Aus einer kontroversen Darstellung der Unterrichtsinhalte folgt demnach nicht, dass die Lehrkraft keine eigenen Positionen haben und aufzeigen darf. Innerhalb der freiheitlich-demokratischen Grundordnung sollten Lehrkräfte eine "Kultur des Dissens" fördern, in der unterschiedliche Positionen sachlich diskutiert werden. Die Herausforderung liegt darin, eigene Überzeugungen transparent, aber nicht dominierend einzubringen. Bei Angriffen auf demokratische Grundprinzipien gibt es keine Pflicht zur Neutralität. Lehrkräfte müssen hier klar Stellung beziehen und die Werte der Verfassung - Menschenwürde, Demokratie und Rechtsstaatlichkeit - aktiv verteidigen.
So heißt es beispielsweise im niedersächsischen Schulgesetz: "Erziehung und Unterricht müssen dem Grundgesetz für die Bundesrepublik Deutschland und der Niedersächsischen Verfassung entsprechen; die Schule hat die Wertvorstellungen zu vermitteln, die diesen Verfassungen zugrunde liegen. Die Schüler:innen sollen fähig werden, die Grundrechte für sich und jeden anderen wirksam werden zu lassen, die sich daraus ergebende staatsbürgerliche Verantwortung zu verstehen und zur demokratischen Gestaltung der Gesellschaft beizutragen".
Student Agency fördern und demokratische Schulkultur entwickeln
Der OECD Lernkompass 2030 legt großen Wert auf Demokratie, Partizipation und Teilhabe als zentrale Elemente zukunftsorientierter Bildung. Im Zentrum steht die Entwicklung von Student Agency, also der eigenständigen Gestaltungs- und Handlungskompetenz der Schüler:innen. Ziel ist es, dass Kinder und Jugendliche Verantwortung für ihr Lernen übernehmen, selbstbestimmt handeln, wählen und entscheiden können sowie ihr Leben und die Gesellschaft aktiv mitgestalten. Dabei spielt auch die Co-Agency eine wichtige Rolle - die Zusammenarbeit mit anderen Akteur:innen wie Lehrkräften, Eltern und der Gemeinschaft.
Die Ständige Wissenschaftliche Kommission (SWK) der Kultusministerkonferenz (KMK) hat im Juli 2024 neue Empfehlungen zur Stärkung der Demokratiebildung vorgelegt.
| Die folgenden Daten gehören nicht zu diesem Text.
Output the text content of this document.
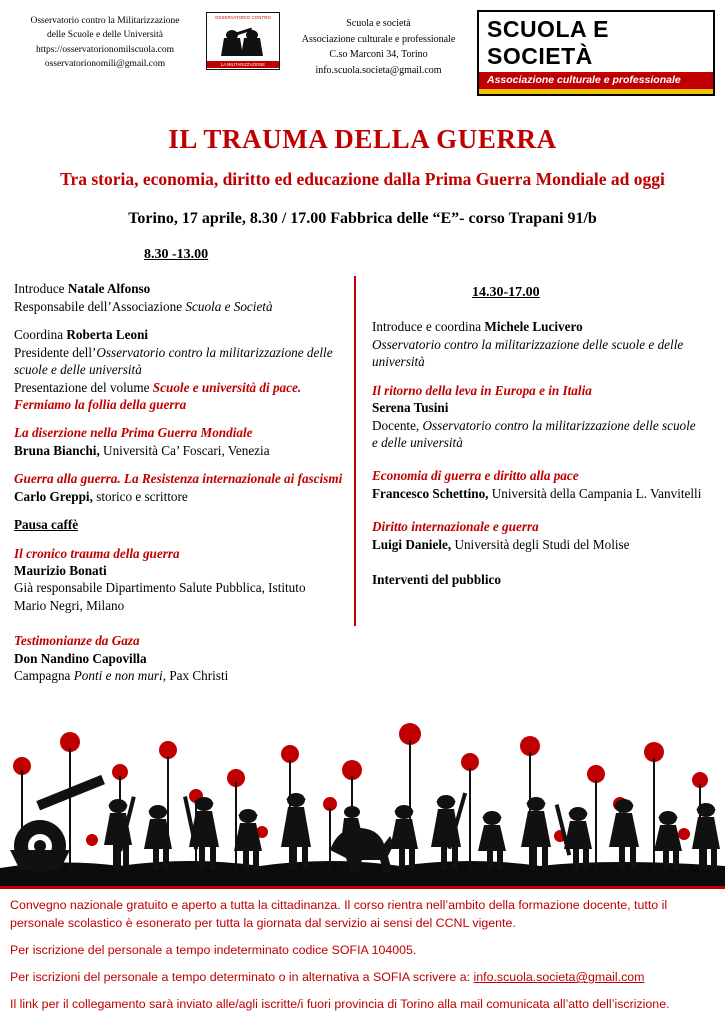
Osservatorio contro la Militarizzazione
delle Scuole e delle Università
https://osservatorionomilscuola.com
osservatorionomili@gmail.com
OSSERVATORIO CONTRO
LA MILITARIZZAZIONE
Scuola e società
Associazione culturale e professionale
C.so Marconi 34, Torino
info.scuola.societa@gmail.com
SCUOLA E SOCIETÀ
Associazione culturale e professionale
IL TRAUMA DELLA GUERRA
Tra storia, economia, diritto ed educazione dalla Prima Guerra Mondiale ad oggi
Torino, 17 aprile, 8.30 / 17.00 Fabbrica delle “E”- corso Trapani 91/b
8.30 -13.00

Introduce Natale Alfonso

Responsabile dell’Associazione Scuola e Società

Coordina Roberta Leoni

Presidente dell’Osservatorio contro la militarizzazione delle scuole e delle università

Presentazione del volume Scuole e università di pace. Fermiamo la follia della guerra

La diserzione nella Prima Guerra Mondiale

Bruna Bianchi, Università Ca’ Foscari, Venezia

Guerra alla guerra. La Resistenza internazionale ai fascismi

Carlo Greppi, storico e scrittore

Pausa caffè

Il cronico trauma della guerra

Maurizio Bonati

Già responsabile Dipartimento Salute Pubblica, Istituto

Mario Negri, Milano

Testimonianze da Gaza

Don Nandino Capovilla

Campagna Ponti e non muri, Pax Christi

14.30-17.00

Introduce e coordina Michele Lucivero

Osservatorio contro la militarizzazione delle scuole e delle università

Il ritorno della leva in Europa e in Italia

Serena Tusini

Docente, Osservatorio contro la militarizzazione delle scuole e delle università

Economia di guerra e diritto alla pace

Francesco Schettino, Università della Campania L. Vanvitelli

Diritto internazionale e guerra

Luigi Daniele, Università degli Studi del Molise

Interventi del pubblico

Convegno nazionale gratuito e aperto a tutta la cittadinanza. Il corso rientra nell’ambito della formazione docente, tutto il personale scolastico è esonerato per tutta la giornata dal servizio ai sensi del CCNL vigente.

Per iscrizione del personale a tempo indeterminato codice SOFIA 104005.

Per iscrizioni del personale a tempo determinato o in alternativa a SOFIA scrivere a: info.scuola.societa@gmail.com

Il link per il collegamento sarà inviato alle/agli iscritte/i fuori provincia di Torino alla mail comunicata all’atto dell’iscrizione.
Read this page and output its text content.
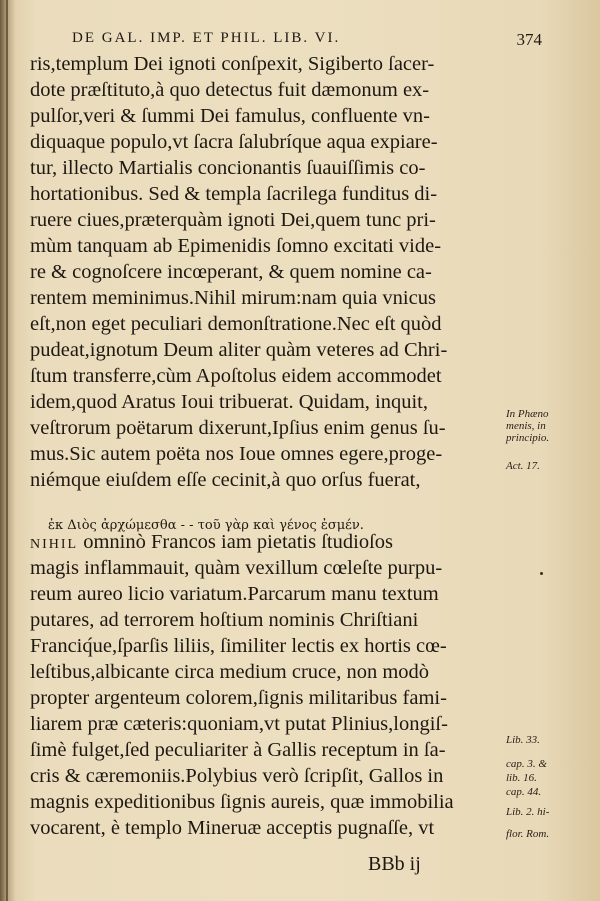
DE GAL. IMP. ET PHIL. LIB. VI.	374
ris,templum Dei ignoti conſpexit, Sigiberto ſacer-
dote præſtituto,à quo detectus fuit dæmonum ex-
pulſor,veri & ſummi Dei famulus, confluente vn-
diquaque populo,vt ſacra ſalubríque aqua expiare-
tur, illecto Martialis concionantis ſuauiſſimis co-
hortationibus. Sed & templa ſacrilega funditus di-
ruere ciues,præterquàm ignoti Dei,quem tunc pri-
mùm tanquam ab Epimenidis ſomno excitati vide-
re & cognoſcere incœperant, & quem nomine ca-
rentem meminimus.Nihil mirum:nam quia vnicus
eſt,non eget peculiari demonſtratione.Nec eſt quòd
pudeat,ignotum Deum aliter quàm veteres ad Chri-
ſtum transferre,cùm Apoſtolus eidem accommodet
idem,quod Aratus Ioui tribuerat. Quidam, inquit,
veſtrorum poëtarum dixerunt,Ipſius enim genus ſu-
mus.Sic autem poëta nos Ioue omnes egere,proge-
niémque eiuſdem eſſe cecinit,à quo orſus fuerat,
NIHIL omninò Francos iam pietatis ſtudioſos
magis inflammauit, quàm vexillum cœleſte purpu-
reum aureo licio variatum.Parcarum manu textum
putares, ad terrorem hoſtium nominis Chriſtiani
Franciq́ue,ſparſis liliis, ſimiliter lectis ex hortis cœ-
leſtibus,albicante circa medium cruce, non modò
propter argenteum colorem,ſignis militaribus fami-
liarem præ cæteris:quoniam,vt putat Plinius,longiſ-
ſimè fulget,ſed peculiariter à Gallis receptum in ſa-
cris & cæremoniis.Polybius verò ſcripſit, Gallos in
magnis expeditionibus ſignis aureis, quæ immobilia
vocarent, è templo Mineruæ acceptis pugnaſſe, vt
ἐκ Διὸς ἀρχώμεσθα - - τοῦ γὰρ καὶ γένος ἐσμέν.
In Phæno
menis, in
principio.
Act. 17.
Lib. 33.
cap. 3. &
lib. 16.
cap. 44.
Lib. 2. hi-
flor. Rom.
BBb ij
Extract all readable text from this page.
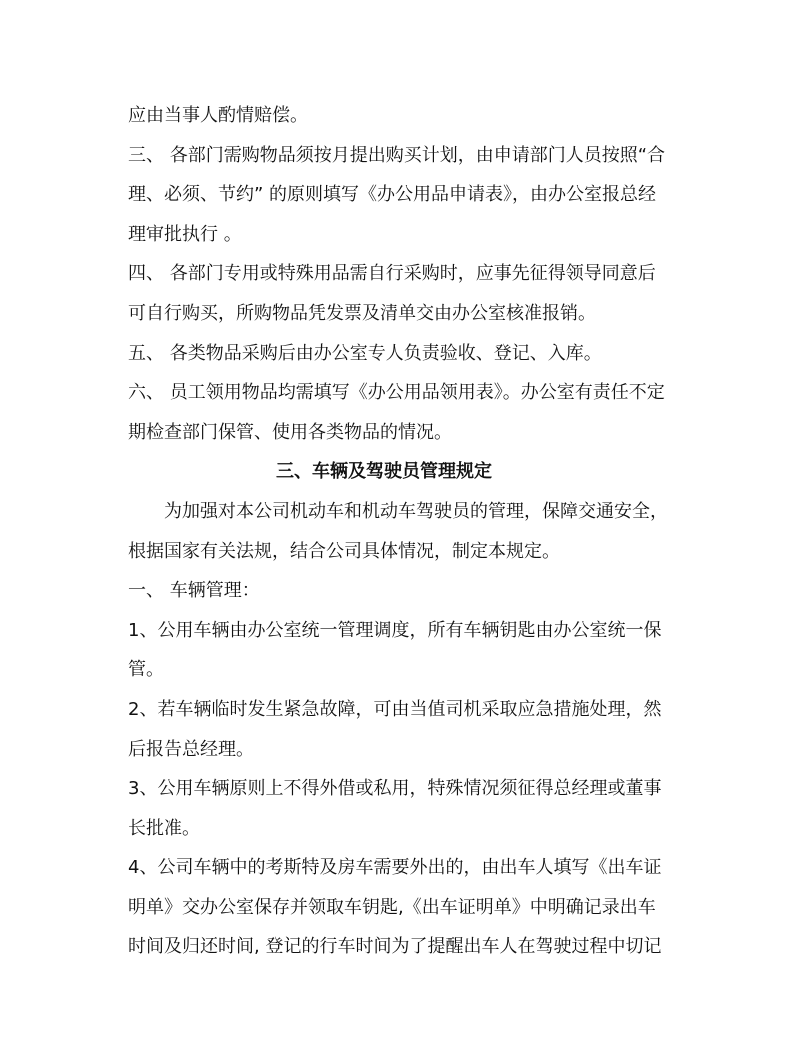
应由当事人酌情赔偿。
三、 各部门需购物品须按月提出购买计划，由申请部门人员按照“合
理、必须、节约” 的原则填写《办公用品申请表》，由办公室报总经
理审批执行 。
四、 各部门专用或特殊用品需自行采购时，应事先征得领导同意后
可自行购买，所购物品凭发票及清单交由办公室核准报销。
五、 各类物品采购后由办公室专人负责验收、登记、入库。
六、 员工领用物品均需填写《办公用品领用表》。办公室有责任不定
期检查部门保管、使用各类物品的情况。
三、车辆及驾驶员管理规定
为加强对本公司机动车和机动车驾驶员的管理，保障交通安全，
根据国家有关法规，结合公司具体情况，制定本规定。
一、 车辆管理：
1、公用车辆由办公室统一管理调度，所有车辆钥匙由办公室统一保
管。
2、若车辆临时发生紧急故障，可由当值司机采取应急措施处理，然
后报告总经理。
3、公用车辆原则上不得外借或私用，特殊情况须征得总经理或董事
长批准。
4、公司车辆中的考斯特及房车需要外出的，由出车人填写《出车证
明单》交办公室保存并领取车钥匙,《出车证明单》中明确记录出车
时间及归还时间, 登记的行车时间为了提醒出车人在驾驶过程中切记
Diese betonen die Notwendigkeit, Demokratiebildung angesichts aktueller Herausforderungen wie Desinformation und Politikverdrossenheit zu intensivieren. Schüler:innen sollen befähigt werden, sich in der modernen Gesellschaft zu orientieren und für Freiheit, Demokratie und Menschenrechte einzutreten. Die SWK empfiehlt, eine demokratische Schulkultur durch gezielte Schulentwicklung und Partizipation zu fördern.
Eine demokratische Schulkultur geht weit über formale Strukturen hinaus und durchdringt alle Bereiche des Schullebens, um Demokratie als gelebte Praxis erfahrbar zu machen:
- Werte und Kommunikation: Sind geprägt von demokratischen Werten, respektvollen Kommunikationsformen, gegenseitigem Respekt und Unterstützung im Umgang miteinander sowie Achtung von Vielfalt und Diversität.
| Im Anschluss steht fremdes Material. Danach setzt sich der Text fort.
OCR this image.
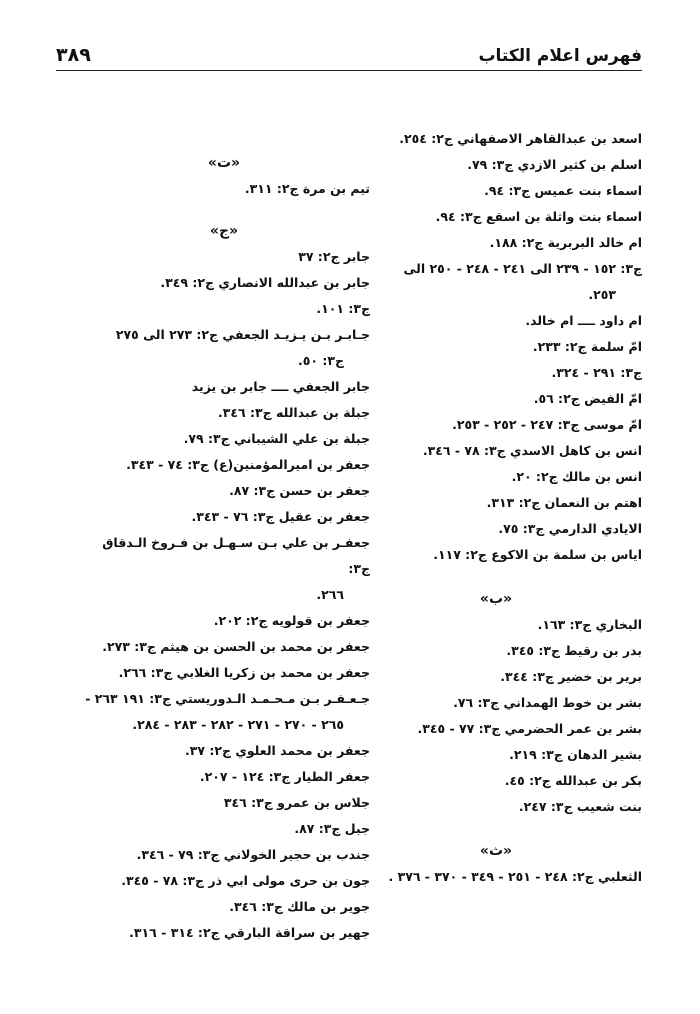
فهرس اعلام الكتاب
٣٨٩
اسعد بن عبدالقاهر الاصفهاني ج٢: ٢٥٤.
اسلم بن كثير الازدي ج٣: ٧٩.
اسماء بنت عميس ج٣: ٩٤.
اسماء بنت واثلة بن اسقع ج٣: ٩٤.
ام خالد البربرية ج٢: ١٨٨.
ج٣: ١٥٢ - ٢٣٩ الى ٢٤١ - ٢٤٨ - ٢٥٠ الى
٢٥٣.
ام داود ــــ ام خالد.
امّ سلمة ج٢: ٢٣٣.
ج٣: ٢٩١ - ٣٢٤.
امّ الفيض ج٢: ٥٦.
امّ موسى ج٣: ٢٤٧ - ٢٥٢ - ٢٥٣.
انس بن كاهل الاسدي ج٣: ٧٨ - ٣٤٦.
انس بن مالك ج٢: ٢٠.
اهتم بن النعمان ج٢: ٣١٣.
الايادي الدارمي ج٣: ٧٥.
اياس بن سلمة بن الاكوع ج٢: ١١٧.
«ب»
البخاري ج٣: ١٦٣.
بدر بن رقيط ج٣: ٣٤٥.
برير بن خضير ج٣: ٣٤٤.
بشر بن خوط الهمداني ج٣: ٧٦.
بشر بن عمر الحضرمي ج٣: ٧٧ - ٣٤٥.
بشير الدهان ج٣: ٢١٩.
بكر بن عبدالله ج٢: ٤٥.
بنت شعيب ج٣: ٢٤٧.
«ث»
الثعلبي ج٢: ٢٤٨ - ٢٥١ - ٣٤٩ - ٣٧٠ - ٣٧٦ .
«ت»
تيم بن مرة ج٢: ٣١١.
«ج»
جابر ج٢: ٣٧
جابر بن عبدالله الانصاري ج٢: ٣٤٩.
ج٣: ١٠١.
جـابـر بـن يـزيـد الجعفي ج٢: ٢٧٣ الى ٢٧٥
ج٣: ٥٠.
جابر الجعفي ــــ جابر بن يزيد
جبلة بن عبدالله ج٣: ٣٤٦.
جبلة بن علي الشيباني ج٣: ٧٩.
جعفر بن اميرالمؤمنين(ع) ج٣: ٧٤ - ٣٤٣.
جعفر بن حسن ج٣: ٨٧.
جعفر بن عقيل ج٣: ٧٦ - ٣٤٣.
جعفـر بن علي بـن سـهـل بن فـروخ الـدقاق ج٣:
٢٦٦.
جعفر بن قولويه ج٢: ٢٠٢.
جعفر بن محمد بن الحسن بن هيثم ج٣: ٢٧٣.
جعفر بن محمد بن زكريا الغلابي ج٣: ٢٦٦.
جـعـفـر بـن مـحـمـد الـدوريستي ج٣: ١٩١ ٢٦٣ -
٢٦٥ - ٢٧٠ - ٢٧١ - ٢٨٢ - ٢٨٣ - ٢٨٤.
جعفر بن محمد العلوي ج٢: ٣٧.
جعفر الطيار ج٣: ١٢٤ - ٢٠٧.
جلاس بن عمرو ج٣: ٣٤٦
جبل ج٣: ٨٧.
جندب بن حجير الخولاني ج٣: ٧٩ - ٣٤٦.
جون بن حرى مولى ابي ذر ج٣: ٧٨ - ٣٤٥.
جوير بن مالك ج٣: ٣٤٦.
جهير بن سراقة البارقي ج٢: ٣١٤ - ٣١٦.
- Partizipation und Mitbestimmung: Brauchen vielfältige Möglichkeiten zur Mitsprache für alle Beteiligten, aktive Einbindung von Schüler:innen in Entscheidungsprozesse (über Kuchenbasare hinaus) und die Einbindung von Eltern in die Gestaltung des Schullebens.
- Demokratisches Handeln und Lernen: Schüler:innen erleben, erfahren und reflektieren demokratisches Handeln aktiv, setzen sich mit Werten, Normen und ethischen Aspekten auseinander und werden in ihrer Verantwortungsübernahme und Selbstständigkeit gefördert.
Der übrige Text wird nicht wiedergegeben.